Idk I’m just brainstorming here
Would it be feasible to expose the metadata for posts in such a way that search queries could be customized to sort a front page any way a user wants to see it?
For example average reading time, total upvotes, total number of comments, and other bits and pieces of data could be used to help people tailor their own experience. Perhaps even a sentiment analysis would be interesting to see: serious discussion, jokes and memes discussion, informative posters, political conversation left or right, etc.
Would it be feasible to expose the metadata for posts in such a way that search queries could be customized to sort a front page any way a user wants to see it?
There is already such an API endpoint which is available for mods and admins.
@[email protected] in https://discuss.online/comment/6718715
Yeah, it would definitely be feasible to expose post metadata for customized search queries. Currently, the data is restricted to admins and mods, but having an API endpoint for users could enhance the sorting options without significant strain on the server. It could lead to more tailored and engaging user experiences on the platform.
https://discuss.online/comment/6718201
Perhaps even a sentiment analysis would be interesting to see: serious discussion, jokes and memes discussion, informative posters, political conversation left or right, etc.
This reminds me of Slashdot moderation and Media Bias Fact Check Integration
Slashdot moderation
this was something I loved about slashdot moderation. When voting, people had to specify the reason for the vote. +1 funny, +1 insightful, +1 informative, -1 troll, -1 misleading, etc.

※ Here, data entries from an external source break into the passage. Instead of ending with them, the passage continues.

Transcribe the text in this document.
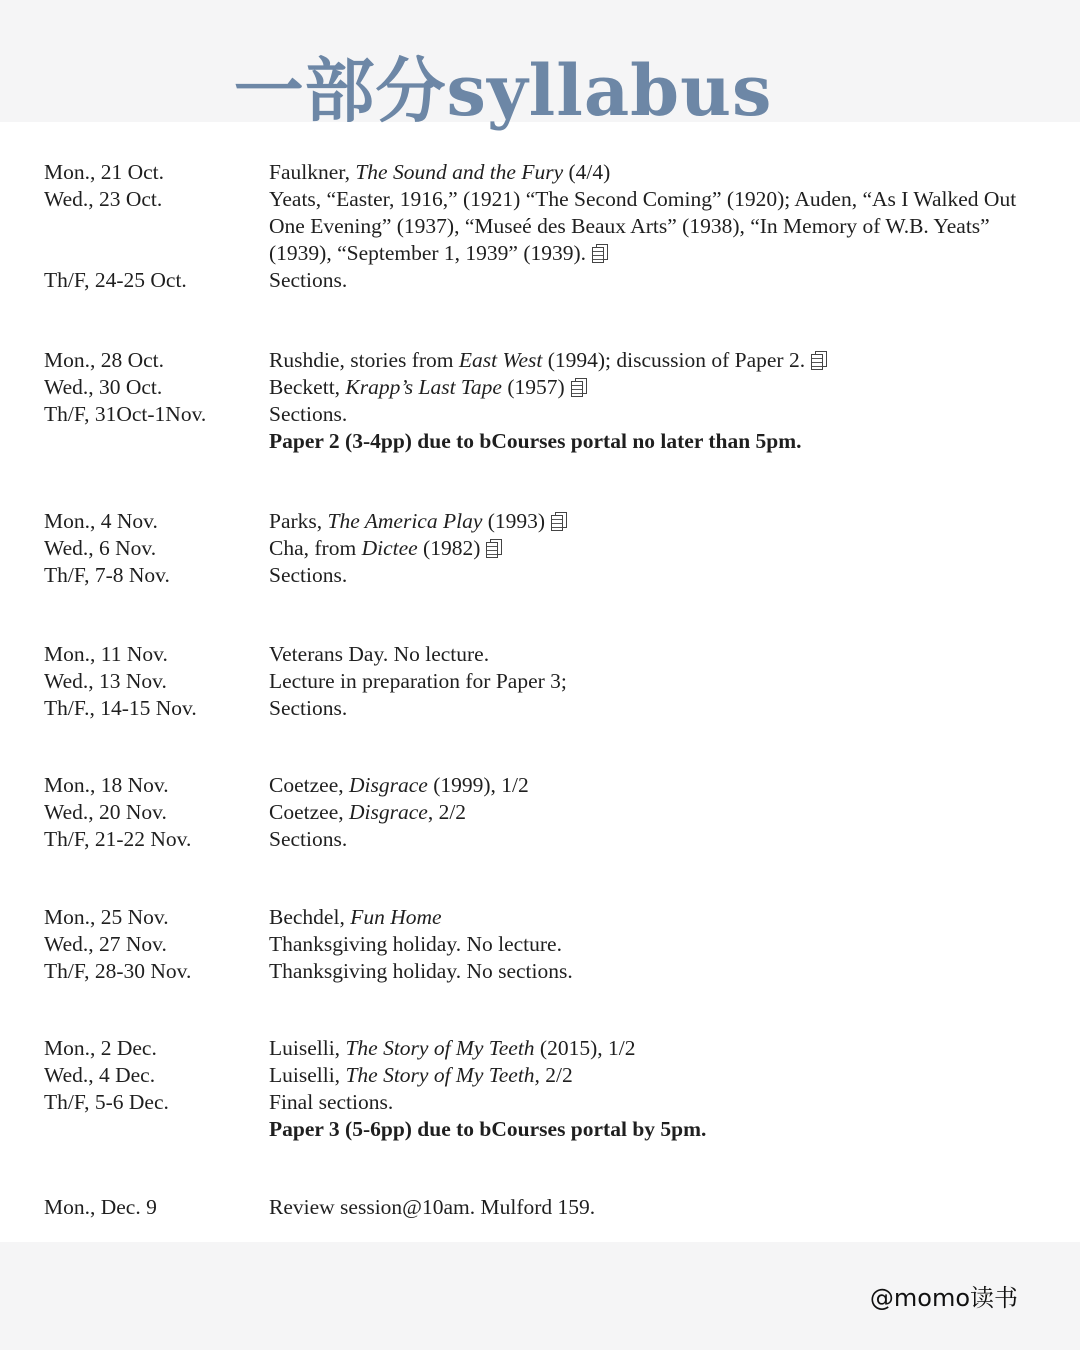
一部分syllabus
Mon., 21 Oct.
Wed., 23 Oct.

Th/F, 24-25 Oct.
Faulkner, The Sound and the Fury (4/4)
Yeats, “Easter, 1916,” (1921) “The Second Coming” (1920); Auden, “As I Walked Out One Evening” (1937), “Museé des Beaux Arts” (1938), “In Memory of W.B. Yeats” (1939), “September 1, 1939” (1939).
Sections.
Mon., 28 Oct.
Wed., 30 Oct.
Th/F, 31Oct-1Nov.
Rushdie, stories from East West (1994); discussion of Paper 2.
Beckett, Krapp’s Last Tape (1957)
Sections.
Paper 2 (3-4pp) due to bCourses portal no later than 5pm.
Mon., 4 Nov.
Wed., 6 Nov.
Th/F, 7-8 Nov.
Parks, The America Play (1993)
Cha, from Dictee (1982)
Sections.
Mon., 11 Nov.
Wed., 13 Nov.
Th/F., 14-15 Nov.
Veterans Day. No lecture.
Lecture in preparation for Paper 3;
Sections.
Mon., 18 Nov.
Wed., 20 Nov.
Th/F, 21-22 Nov.
Coetzee, Disgrace (1999), 1/2
Coetzee, Disgrace, 2/2
Sections.
Mon., 25 Nov.
Wed., 27 Nov.
Th/F, 28-30 Nov.
Bechdel, Fun Home
Thanksgiving holiday. No lecture.
Thanksgiving holiday. No sections.
Mon., 2 Dec.
Wed., 4 Dec.
Th/F, 5-6 Dec.
Luiselli, The Story of My Teeth (2015), 1/2
Luiselli, The Story of My Teeth, 2/2
Final sections.
Paper 3 (5-6pp) due to bCourses portal by 5pm.
Mon., Dec. 9	Review session@10am. Mulford 159.
@momo读书
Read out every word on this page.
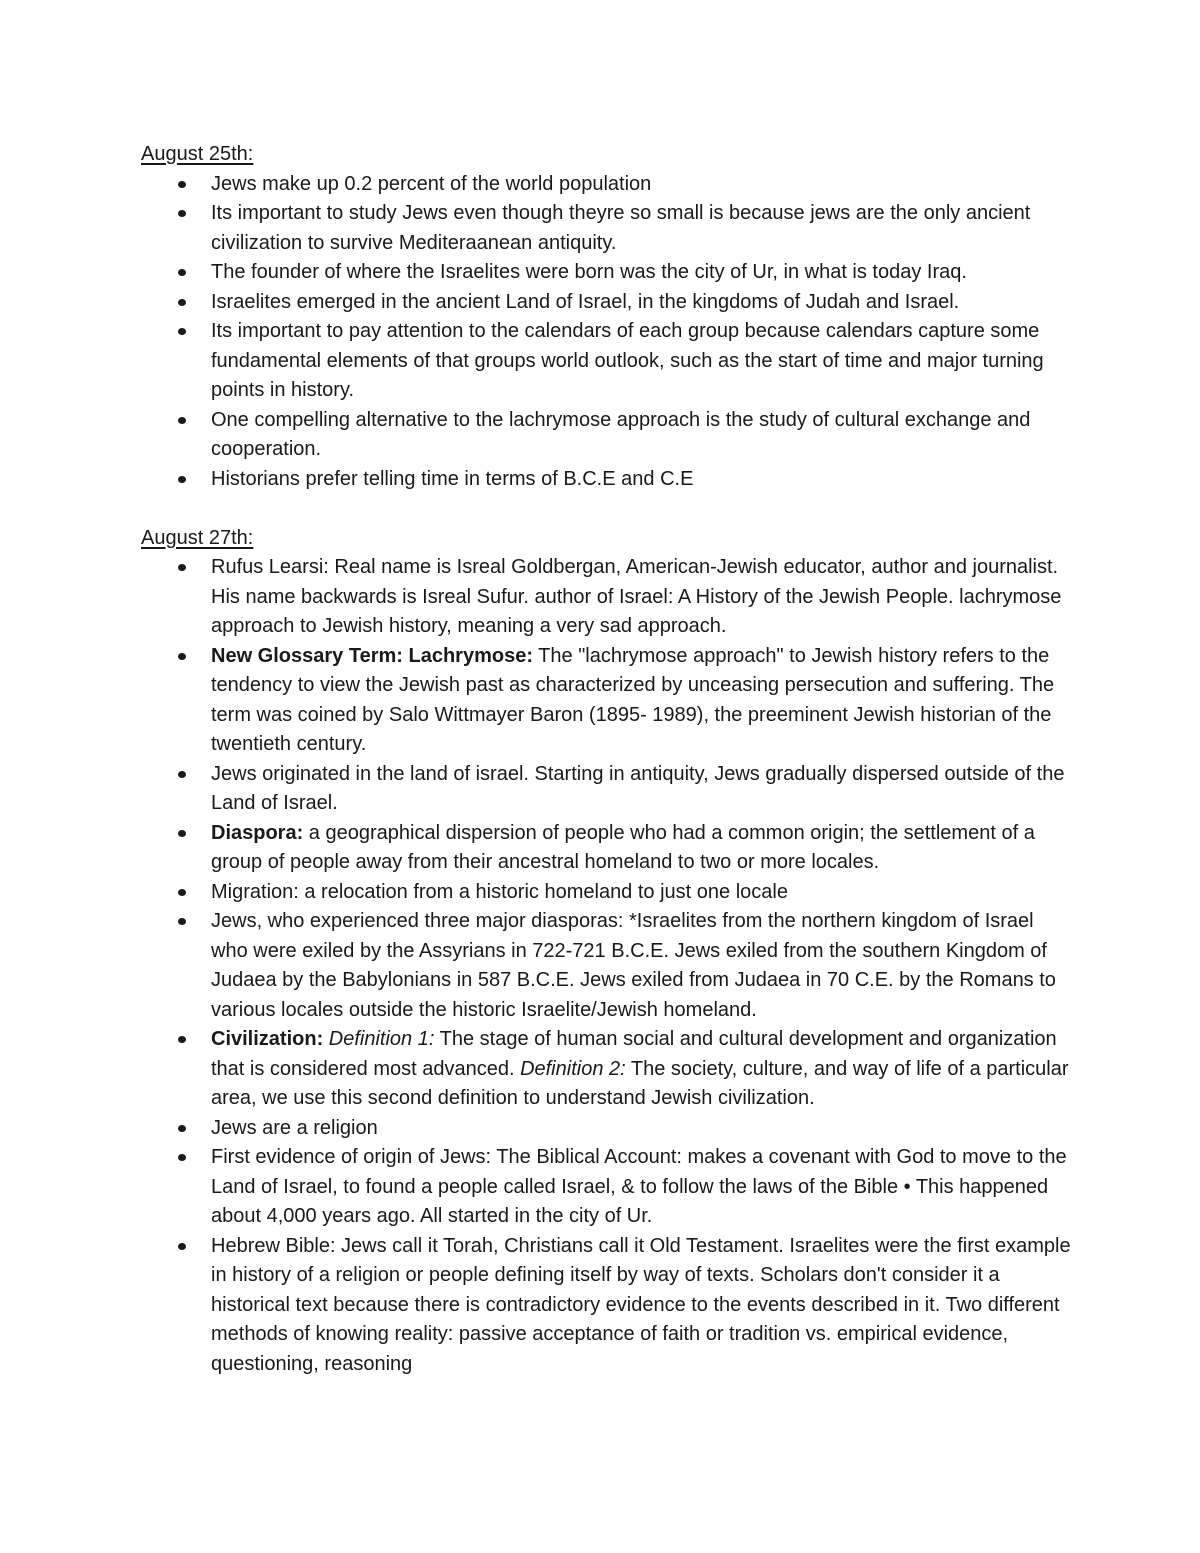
August 25th:

Jews make up 0.2 percent of the world population
Its important to study Jews even though theyre so small is because jews are the only ancient civilization to survive Mediteraanean antiquity.
The founder of where the Israelites were born was the city of Ur, in what is today Iraq.
Israelites emerged in the ancient Land of Israel, in the kingdoms of Judah and Israel.
Its important to pay attention to the calendars of each group because calendars capture some fundamental elements of that groups world outlook, such as the start of time and major turning points in history.
One compelling alternative to the lachrymose approach is the study of cultural exchange and cooperation.
Historians prefer telling time in terms of B.C.E and C.E

August 27th:

Rufus Learsi: Real name is Isreal Goldbergan, American-Jewish educator, author and journalist. His name backwards is Isreal Sufur. author of Israel: A History of the Jewish People. lachrymose approach to Jewish history, meaning a very sad approach.
New Glossary Term: Lachrymose: The "lachrymose approach" to Jewish history refers to the tendency to view the Jewish past as characterized by unceasing persecution and suffering. The term was coined by Salo Wittmayer Baron (1895- 1989), the preeminent Jewish historian of the twentieth century.
Jews originated in the land of israel. Starting in antiquity, Jews gradually dispersed outside of the Land of Israel.
Diaspora: a geographical dispersion of people who had a common origin; the settlement of a group of people away from their ancestral homeland to two or more locales.
Migration: a relocation from a historic homeland to just one locale
Jews, who experienced three major diasporas: *Israelites from the northern kingdom of Israel who were exiled by the Assyrians in 722-721 B.C.E. Jews exiled from the southern Kingdom of Judaea by the Babylonians in 587 B.C.E. Jews exiled from Judaea in 70 C.E. by the Romans to various locales outside the historic Israelite/Jewish homeland.
Civilization: Definition 1: The stage of human social and cultural development and organization that is considered most advanced. Definition 2: The society, culture, and way of life of a particular area, we use this second definition to understand Jewish civilization.
Jews are a religion
First evidence of origin of Jews: The Biblical Account: makes a covenant with God to move to the Land of Israel, to found a people called Israel, & to follow the laws of the Bible • This happened about 4,000 years ago. All started in the city of Ur.
Hebrew Bible: Jews call it Torah, Christians call it Old Testament. Israelites were the first example in history of a religion or people defining itself by way of texts. Scholars don't consider it a historical text because there is contradictory evidence to the events described in it. Two different methods of knowing reality: passive acceptance of faith or tradition vs. empirical evidence, questioning, reasoning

That way you can, for example, set in your user preferences to ignore positive votes for comedy, and put extra value on informative votes.
Then, to keep people from spamming up/down votes and to encourage them to think about their choices, they only gave out a limited number of moderation points to readers. So you’d have to choose which comments to spend your 5 points on.
Then finally, they had ‘meta moderation’ where you’d be shown a comment, and asked “would a vote of insightful be appropriate for this comment” to catch people who down-voted out of disagreement or personal vandetta. Any users who regularly mis-voted would stop receiving the ability to vote.
I don’t think this is directly applicable to a federated system, but I do think it’s one of the best-thought-out voting systems ever created for a discussion board.
edit: a couple other points i liked about it:
Comments were capped at (iirc) +5 and -1. Further votes wouldn’t change the comment’s score.
User karma wasn’t shown. The user page would just say Karma: good. Or Excellent, or poor, or some other vague term.
I like “hot” for votes only. Content does not necessarily need to provoke at lot of discussion to be worth seeing.
Equally, I like “active” for sorting according to what’s worth discussing in the comment section.
If you’re going to combine the two, it should be a new sort option. Going any further than that, and it’s beginning to smell like the type of code that sniffs out all the wrong buttons to press in people.
The problem with allowing third party apps is that it becomes very hard to implement things like time on post. All the app developers would have to implement it for it to become useful and they would have to do it in a consistent way. It would also be (IMO) a step towards the level of spying that seems to be standard in social media.
Well, that would only be implemented if it were offered by the API; otherwise, just use what is available right now, which are votes and the number of comments. I find it more invasive that other users can see the post history in my profile than admins being able to see the amount of time I spend reading each post. Revealing my feed feels akin to exposing my browsing history.